Melda Narmanlı Çimen: Evler artık kıyafet değiştirecek
Melda Narmanlı Çimen önümüzdeki dönemin en önemli trendlerinden birinin `evleri giydirmek ve soymak' olduğunu söyledi
Önümüzdeki dönemin en önemli trendlerinden birinin `evleri giydirmek ve soymak' olduğu söyleniyor. Bir yandan evlerde çıplak, endüstriyel ve çağdaş ortamlar yaratırken, diğer yandan mahremiyet, gizlilik ve içsellik kaygısıyla bol renge ve desene yöneleceğiz. Minimalizm, sıcak ve yuva hissi veren formlarla dengeleniyor.
Tasarım, hayatı kolaylaştırmak, daha konforlu, aynı zamanda daha heyecan verici, merak uyandırıcı ve eğlenceli bir hale getirmek için çok önemli. Hayat şekilleri, tasarımın form ve fonksiyonlarına yön verir. İnsan psikolojisine ve toplumsal ihtiyaçlara cevap vermesi öngörülen trendler ise yeni koleksiyonların, kombinasyonların ve düzenlemelerin anafikrini oluşturur.
Dünyanın en tanınmış trend tahmincilerinden biri olan, The Design Academy Eindhoven'ın başkanlığını yapan ve MOMA'nın `tasarımı etkileyen en önemli 40 isim' arasında gösterdiği Li Edelkoort, trend peşinde bütün dünyayı geziyor ve seminerler veriyor. Onun evlerle ilgili gelecek yorumları ise ilginç. "Gelecekteki evlerde, daha fazla gizli odalar, daha fazla mahrem alanlar olacak", diyor Edelkoort. Örtünme ve maskelemenin, gizlenmenin ve saklamanın, özele sahip çıkmanın zirvesini yaşayacağız. Özellikle tekstil ürünleri ve grafik desen çılgınlığı öne çıkacak. Oyunsu grafikler, karikatürler ve illüstratif desenler, bize hikâyeler anlatacak. Giyinen evlerde vahşi doğanın kendine özgü, yabani, sessiz, cesur ve dokunulmaz örtüsünü de göreceğiz. Organik formlar, hayvan desenleri, bitki lifleri, örgü ve en fazla da yeşil rengin tonlarıyla saklanacak ve basitliğe sarınacağız.

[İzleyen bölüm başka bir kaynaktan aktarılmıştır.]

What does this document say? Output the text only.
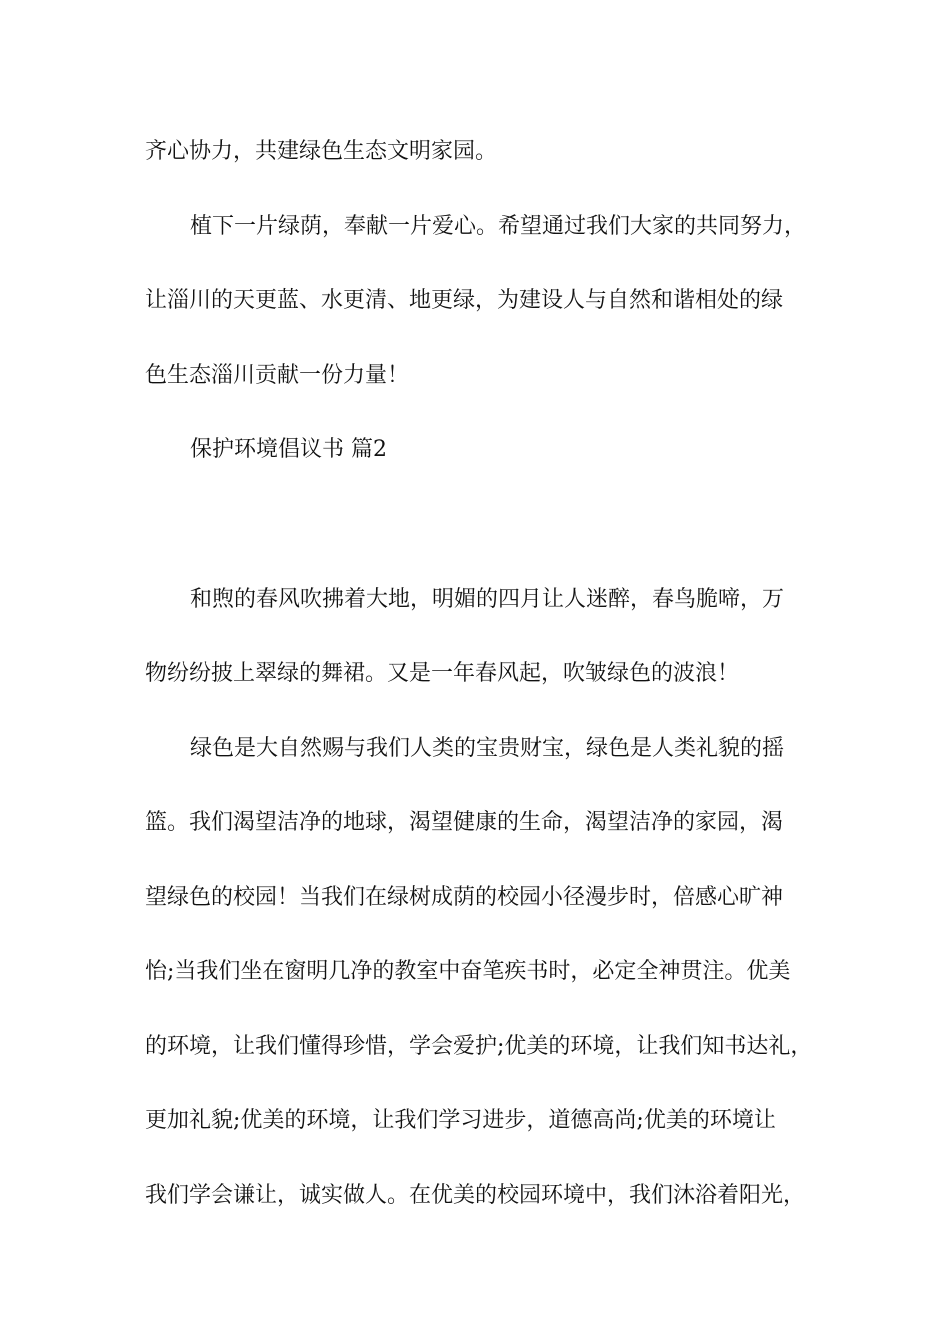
齐心协力，共建绿色生态文明家园。
植下一片绿荫，奉献一片爱心。希望通过我们大家的共同努力，
让淄川的天更蓝、水更清、地更绿，为建设人与自然和谐相处的绿
色生态淄川贡献一份力量！
保护环境倡议书 篇2
和煦的春风吹拂着大地，明媚的四月让人迷醉，春鸟脆啼，万
物纷纷披上翠绿的舞裙。又是一年春风起，吹皱绿色的波浪！
绿色是大自然赐与我们人类的宝贵财宝，绿色是人类礼貌的摇
篮。我们渴望洁净的地球，渴望健康的生命，渴望洁净的家园，渴
望绿色的校园！当我们在绿树成荫的校园小径漫步时，倍感心旷神
怡;当我们坐在窗明几净的教室中奋笔疾书时，必定全神贯注。优美
的环境，让我们懂得珍惜，学会爱护;优美的环境，让我们知书达礼，
更加礼貌;优美的环境，让我们学习进步，道德高尚;优美的环境让
我们学会谦让，诚实做人。在优美的校园环境中，我们沐浴着阳光，
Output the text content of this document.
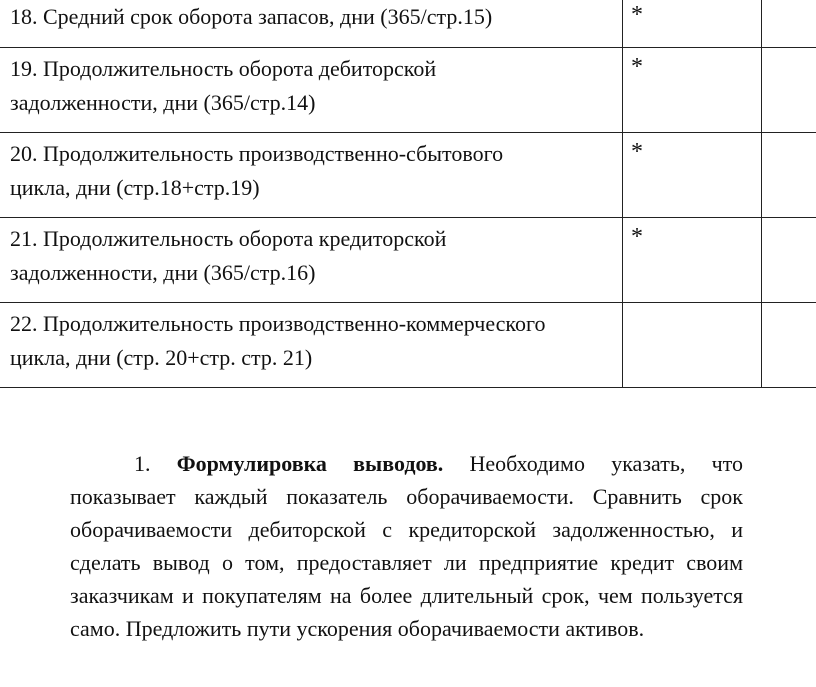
18. Средний срок оборота запасов, дни (365/стр.15)	*	

19. Продолжительность оборота дебиторской
задолженности, дни (365/стр.14)	*	

20. Продолжительность производственно-сбытового
цикла, дни (стр.18+стр.19)	*	

21. Продолжительность оборота кредиторской
задолженности, дни (365/стр.16)	*	

22. Продолжительность производственно-коммерческого
цикла, дни (стр. 20+стр. стр. 21)		

1. Формулировка выводов. Необходимо указать, что показывает каждый показатель оборачиваемости. Сравнить срок оборачиваемости дебиторской с кредиторской задолженностью, и сделать вывод о том, предоставляет ли предприятие кредит своим заказчикам и покупателям на более длительный срок, чем пользуется само. Предложить пути ускорения оборачиваемости активов.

Edelkoort'a göre evlerin giyinmesi ve mahremiyetini koruması, bir karşı akımı da beraberinde getiriyor: Soyunan evler. Çıplak atmosferler kurgulayan gelecek dönemde, gittikçe maksimum-boş mekânlara hazır olun. İlk yansıması endüstriyel evler biçiminde olacak: Beton zeminler, kartonlar, metaller, tüp-ağ-organik kimya formları, suluboya renkleri, okul, hastane ve fabrika gibi nötr dekorlar öne çıkacak. Soyunan evlerin ikinci yansımasını, şeffaflık duygusu olarak göreceğiz. Pleksiglas ve cam, hem yansıtan hem geçirgen yapılarıyla yıldızlaşacaklar. Bir iskelet hissiyle kullanılan, ışık geçirgenliğine sahip, sır tutmayan ve adeta evde çırılçıplak dolaşan mobilya ve aksesuarlar, geleceğin minimalizm tanımı olacak.
Eren Yorulmazer'in evi
Ritz'in 30'ncu katında, neredeyse tüm İstanbul'a hakim konumda bir evdeyiz. Birbirine karışan dönemler ve stiller, Mimar Eren Yorulmazer'in yaşadığı bu mekanda insanı adeta büyülüyor. Yorulmazer'in evinde çok fazla dikkat çekici detay bir arada kullanılmış. Brüksel'den alınan iki sfenks aslant, eski piyano ve beton efektli duvarlara asılı tablolar ise bu teatral evin başrol oyuncuları. Salonda Art Deco stili, dört metre boyundaki siyah kanepe, mimarın tasarımı sehpa, Louis Vuitton valiz, blue-blanc aksesuarlar, Londra'dan alınan kırmızı koltuk, İspanyol kilisesine ait bronz bir şamdan ve III. Napolyon dönemine ait eski bir yazı masası bir arada kullanılmış. Bütün bunları etkileyici bir şekilde bir araya getirmek ise, Yorulmazer'in mesleki ustalığı olsa gerek.